The Silverleafe Textile Cluster Explained

Dan Patterson is an American businessman originally from Mississippi who is running Silverleafe, one of the first textile “clusters” in Uzbekistan. For the first time in years, clusters like Patterson’s are making it possible to source cotton from Uzbekistan with 100 percent assurance in traceability from field to shelf. 

Silverleafe’s cotton farm, one of the most advanced in the country, is adjacent to the M39 highway which runs the route of the old “silk road” from Tashkent to Jizzakh. It is a fully mechanized operation, using new John Deere equipment outfitted with digital blockchain technology that tracks a dizzying array of data about each harvest. Using this system, Patterson can track which part of which field a cotton bale was harvested from, how much rain it got during the growing season, when it was picked and much more.  

But, the cotton field is just the first stop in the complex global supply chain. The textile “cluster” approach helps suppliers navigate harvesting, to ginning, to spinning, weaving and knitting, processing, and manufacturing.

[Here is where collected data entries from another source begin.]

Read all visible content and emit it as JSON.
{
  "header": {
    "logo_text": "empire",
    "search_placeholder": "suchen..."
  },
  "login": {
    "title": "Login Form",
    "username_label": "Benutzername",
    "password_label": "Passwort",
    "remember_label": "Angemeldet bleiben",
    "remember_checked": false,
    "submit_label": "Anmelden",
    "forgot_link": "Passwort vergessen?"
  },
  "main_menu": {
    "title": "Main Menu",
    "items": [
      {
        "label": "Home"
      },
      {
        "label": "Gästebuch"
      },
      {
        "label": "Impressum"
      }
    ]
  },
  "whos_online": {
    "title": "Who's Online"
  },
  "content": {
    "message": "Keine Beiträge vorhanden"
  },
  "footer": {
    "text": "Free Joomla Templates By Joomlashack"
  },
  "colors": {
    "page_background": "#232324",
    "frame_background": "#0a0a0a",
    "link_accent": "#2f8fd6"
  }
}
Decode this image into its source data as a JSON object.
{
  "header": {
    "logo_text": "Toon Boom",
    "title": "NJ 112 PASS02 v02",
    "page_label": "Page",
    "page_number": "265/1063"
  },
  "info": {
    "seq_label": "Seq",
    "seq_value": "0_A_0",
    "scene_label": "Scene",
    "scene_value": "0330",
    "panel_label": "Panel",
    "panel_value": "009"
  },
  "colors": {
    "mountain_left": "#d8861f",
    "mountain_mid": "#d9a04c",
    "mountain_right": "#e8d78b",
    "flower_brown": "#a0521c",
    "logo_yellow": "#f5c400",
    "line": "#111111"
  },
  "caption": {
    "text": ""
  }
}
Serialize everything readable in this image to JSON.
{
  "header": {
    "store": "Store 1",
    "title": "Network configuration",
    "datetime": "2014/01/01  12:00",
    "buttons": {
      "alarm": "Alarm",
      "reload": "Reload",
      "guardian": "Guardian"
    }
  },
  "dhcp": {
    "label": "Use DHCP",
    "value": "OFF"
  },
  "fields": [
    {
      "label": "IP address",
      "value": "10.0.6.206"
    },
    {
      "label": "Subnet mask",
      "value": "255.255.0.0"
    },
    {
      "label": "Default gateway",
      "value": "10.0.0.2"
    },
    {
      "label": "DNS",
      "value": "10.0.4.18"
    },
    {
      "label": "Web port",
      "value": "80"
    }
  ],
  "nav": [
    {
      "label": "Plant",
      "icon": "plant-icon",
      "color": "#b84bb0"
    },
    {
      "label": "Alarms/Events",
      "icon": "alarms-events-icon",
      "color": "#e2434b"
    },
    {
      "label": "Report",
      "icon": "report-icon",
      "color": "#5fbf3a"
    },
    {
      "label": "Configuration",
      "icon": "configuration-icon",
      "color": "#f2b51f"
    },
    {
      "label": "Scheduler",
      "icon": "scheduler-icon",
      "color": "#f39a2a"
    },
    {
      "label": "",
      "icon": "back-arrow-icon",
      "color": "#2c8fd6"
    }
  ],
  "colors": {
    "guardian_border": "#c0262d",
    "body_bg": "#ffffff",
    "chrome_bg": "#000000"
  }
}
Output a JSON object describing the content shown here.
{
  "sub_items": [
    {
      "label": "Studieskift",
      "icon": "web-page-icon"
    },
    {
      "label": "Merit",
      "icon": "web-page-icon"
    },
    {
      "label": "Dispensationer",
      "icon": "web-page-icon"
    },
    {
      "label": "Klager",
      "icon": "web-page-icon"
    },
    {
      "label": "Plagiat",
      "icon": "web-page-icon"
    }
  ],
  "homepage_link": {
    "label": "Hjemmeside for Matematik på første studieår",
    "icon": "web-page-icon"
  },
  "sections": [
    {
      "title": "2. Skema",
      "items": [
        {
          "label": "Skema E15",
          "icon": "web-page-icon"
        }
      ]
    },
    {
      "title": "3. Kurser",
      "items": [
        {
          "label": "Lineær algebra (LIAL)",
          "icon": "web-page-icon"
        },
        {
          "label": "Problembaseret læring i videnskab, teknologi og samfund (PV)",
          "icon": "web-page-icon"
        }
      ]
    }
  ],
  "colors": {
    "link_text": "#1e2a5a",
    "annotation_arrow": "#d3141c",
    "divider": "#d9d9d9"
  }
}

It is a way for the different parts of the privatized system to work together in an organized way to replace an old and outdated agricultural economy that was centralized and controlled entirely by the government. Moreover, it provides a way for international buyers to work within a defined organizational structure.  

Patterson envisions the Silverleafe cluster distribution network concept in the form of a “bowtie,” with buyers on one end, suppliers on the other and specialized knowledge and quality assurance in the middle. 

Today, the Silverleaf cluster is set up to deliver cotton from one of the world’s richest cotton producing countries to markets in Europe and North America that have been closed for years due to concerns about the use of forced labor in the harvest.  

Uzbekistan has come a long way in just four years to get to this point. When the country gained independence in 1991, the Soviet knowledge base left with it. Farming techniques did not keep up. There was an increasing reliance on human labor. The government resorted to extraordinary measures just to try and make ends meet. But, it didn’t work. And, western brands could not abide human rights violations which led to an international boycott that has lasted more than a decade.  

In 2017, however, the Uzbek government did an unprecedented about-face, launching a massive reform program that touched all parts of society. That’s where the cluster system was formed and developed.  

Patterson is eager to champion the new program in Uzbekistan due to his family’s previous history in the country. His company has produced several YouTube videos on their operations in Jizzakh, and he is an active member of the American Uzbek Chamber of Commerce, headquartered in Washington, DC.  

On April 8, he is participating in a webinar hosted by the Chamber with the International Labour Organization’s, Chief Technical Officer based in Tashkent, Jonas Astrup, who has been independently monitoring the labor situation in Uzbekistan for years. The ILO’s most recent report credits the reform program for eliminating systematic and systemic use of child and forced labor and encourages American and European brands to begin working with clusters like Silverleafe to introduce new modern techniques and ensure forced labor is gone from Uzbekistan for good.